For AAPI Heritage Month, let’s look at how the AAPI community has worked across racial and ethnic boundaries to break ground and hold hands in the fight for justice.
Throughout the course of United States history, Asian Americans and Pacific Islanders (AAPI) have always engaged in cross-racial solidarity movements in the fight for liberation and justice. The Third World Liberation Front formed by student activists at both San Francisco State College and the University of California, Berkeley, in the late 1960s, may be the greatest evidence of this work, as it featured students from the Asian American Political Alliance, the Mexican-American Student Confederation, and the African-American Studies Union.

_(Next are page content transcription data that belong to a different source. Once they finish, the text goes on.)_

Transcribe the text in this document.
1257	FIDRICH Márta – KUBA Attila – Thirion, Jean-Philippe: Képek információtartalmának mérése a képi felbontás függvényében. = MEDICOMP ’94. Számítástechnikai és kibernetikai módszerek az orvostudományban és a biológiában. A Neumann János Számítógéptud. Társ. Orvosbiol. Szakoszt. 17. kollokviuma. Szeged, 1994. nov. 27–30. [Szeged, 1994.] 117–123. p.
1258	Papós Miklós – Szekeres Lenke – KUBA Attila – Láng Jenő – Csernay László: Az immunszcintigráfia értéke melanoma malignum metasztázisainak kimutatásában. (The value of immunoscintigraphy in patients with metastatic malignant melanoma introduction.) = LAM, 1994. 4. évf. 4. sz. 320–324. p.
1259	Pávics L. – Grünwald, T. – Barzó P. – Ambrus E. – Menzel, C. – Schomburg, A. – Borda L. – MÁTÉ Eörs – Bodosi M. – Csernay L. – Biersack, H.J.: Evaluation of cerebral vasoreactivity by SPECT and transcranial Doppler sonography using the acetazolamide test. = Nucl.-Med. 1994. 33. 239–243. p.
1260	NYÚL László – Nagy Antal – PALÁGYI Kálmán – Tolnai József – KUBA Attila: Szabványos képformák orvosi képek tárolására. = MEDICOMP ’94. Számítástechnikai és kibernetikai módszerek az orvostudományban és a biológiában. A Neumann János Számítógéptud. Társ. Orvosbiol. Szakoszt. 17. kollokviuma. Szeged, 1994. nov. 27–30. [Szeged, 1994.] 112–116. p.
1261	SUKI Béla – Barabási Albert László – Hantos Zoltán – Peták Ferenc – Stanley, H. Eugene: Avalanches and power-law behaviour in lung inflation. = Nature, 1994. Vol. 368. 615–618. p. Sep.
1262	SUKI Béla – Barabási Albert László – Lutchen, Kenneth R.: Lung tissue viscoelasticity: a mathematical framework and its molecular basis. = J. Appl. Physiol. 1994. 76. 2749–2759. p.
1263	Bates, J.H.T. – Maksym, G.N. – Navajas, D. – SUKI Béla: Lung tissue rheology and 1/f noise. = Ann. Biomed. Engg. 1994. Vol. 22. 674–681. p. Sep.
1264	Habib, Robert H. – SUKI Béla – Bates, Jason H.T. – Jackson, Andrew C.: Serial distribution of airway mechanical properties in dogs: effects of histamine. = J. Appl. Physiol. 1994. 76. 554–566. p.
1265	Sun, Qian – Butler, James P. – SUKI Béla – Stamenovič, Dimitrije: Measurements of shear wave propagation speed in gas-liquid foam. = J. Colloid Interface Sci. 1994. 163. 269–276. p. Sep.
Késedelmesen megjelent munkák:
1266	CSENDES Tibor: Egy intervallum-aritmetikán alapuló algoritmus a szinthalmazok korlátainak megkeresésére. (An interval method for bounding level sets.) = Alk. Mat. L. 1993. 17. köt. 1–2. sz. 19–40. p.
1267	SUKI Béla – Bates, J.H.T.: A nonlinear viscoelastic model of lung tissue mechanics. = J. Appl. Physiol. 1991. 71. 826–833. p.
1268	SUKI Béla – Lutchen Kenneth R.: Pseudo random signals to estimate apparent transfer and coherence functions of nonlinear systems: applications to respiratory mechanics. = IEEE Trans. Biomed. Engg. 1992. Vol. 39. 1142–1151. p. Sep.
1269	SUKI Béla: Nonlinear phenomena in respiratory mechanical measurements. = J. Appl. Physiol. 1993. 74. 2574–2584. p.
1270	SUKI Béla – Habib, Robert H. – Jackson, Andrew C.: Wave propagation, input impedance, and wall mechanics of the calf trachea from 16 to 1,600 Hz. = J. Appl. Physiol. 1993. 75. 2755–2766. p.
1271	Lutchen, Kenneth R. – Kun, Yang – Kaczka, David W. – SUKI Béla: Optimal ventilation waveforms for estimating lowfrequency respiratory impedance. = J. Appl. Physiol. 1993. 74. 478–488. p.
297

Through this multi-ethnic coalition, the students were successful in launching the formation of the nation’s first college of Ethnic Studies at San Francisco State University, as well as the creation of an Ethnic Studies department at the University of California, Berkeley.
The Yellow Power movement formed coalitions with Black, Indigenous, and other non-Asian American groups in their efforts to advocate for the civil rights of all Asian Americans. Richard Aoki, who was Japanese American and one of the co-founders of the Asian American Political Alliance, was a founding member of the original Black Panther Party, which was formed in Oakland, California, in 1966.
Haunani-Kay Trask, a revolutionary figure and leader of the Hawaiian sovereignty movement, was a vocal supporter of the Black Panther Party during her time as an undergraduate student at the University of Chicago.
Around the time of the Vietnam War, peace activist Thích Nhất Hạnh developed a strong friendship with Dr. Martin Luther King, Jr., whom he educated about the parallels between the nonviolent struggles of Vietnamese buddhists and the civil rights movement in the Jim Crow South. This perspective propelled King to become a more outspoken opponent of the Vietnam War and a stronger ally of the Vietnamese people.
With regard to their coalition building with Native communities, Asian American activists from San Francisco and Los Angeles stood in solidarity with the American Indian Movement during its occupations of Alcatraz and Wounded Knee in 1969 and 1973, respectively.
Even today, we have several Asian-American-led organizations and movements carrying on the long-standing tradition of intra-racial and cross-racial coalition work. While it’s impossible to highlight all of the organizations and movements that are at the forefront of this work, I still would like to provide you with a short list to review.
Ultimately, the long history of cross-racial coalition building between Asian Americans, Pacific Islanders, and other historically marginalized communities largely outweighs any divisions that exist between them.
Therefore, engaging in the Oppression Olympics doesn't do us any good and perpetuates harm within the BIPOC community. Although each group’s relationship with racial oppression is different, white supremacy serves as the common denominator for all the groups. For this reason, coalition building is not only key to eliminating the model minority myth but also to elevating the struggles of other groups within the BIPOC community.
For those of you who have followed me, you already know that Black liberation will always be central to everything I do as an educator.
I also know that the specific causes I fight for in my own pursuit of liberation and justice will not be elevated any further without cross-racial solidarity and coalition building.
That should be the greatest lesson we gain from the history of Asian American and Pacific Islander liberation movements.
Furthermore, this is a critical lesson that should go beyond AANHPI Heritage Month and be applied to our current sociopolitical context. This documented history provides us with a blueprint for what we need to accomplish and what is possible when we decide, as a collective, to ball up our individual fingers and thumbs into one mighty powerful fist.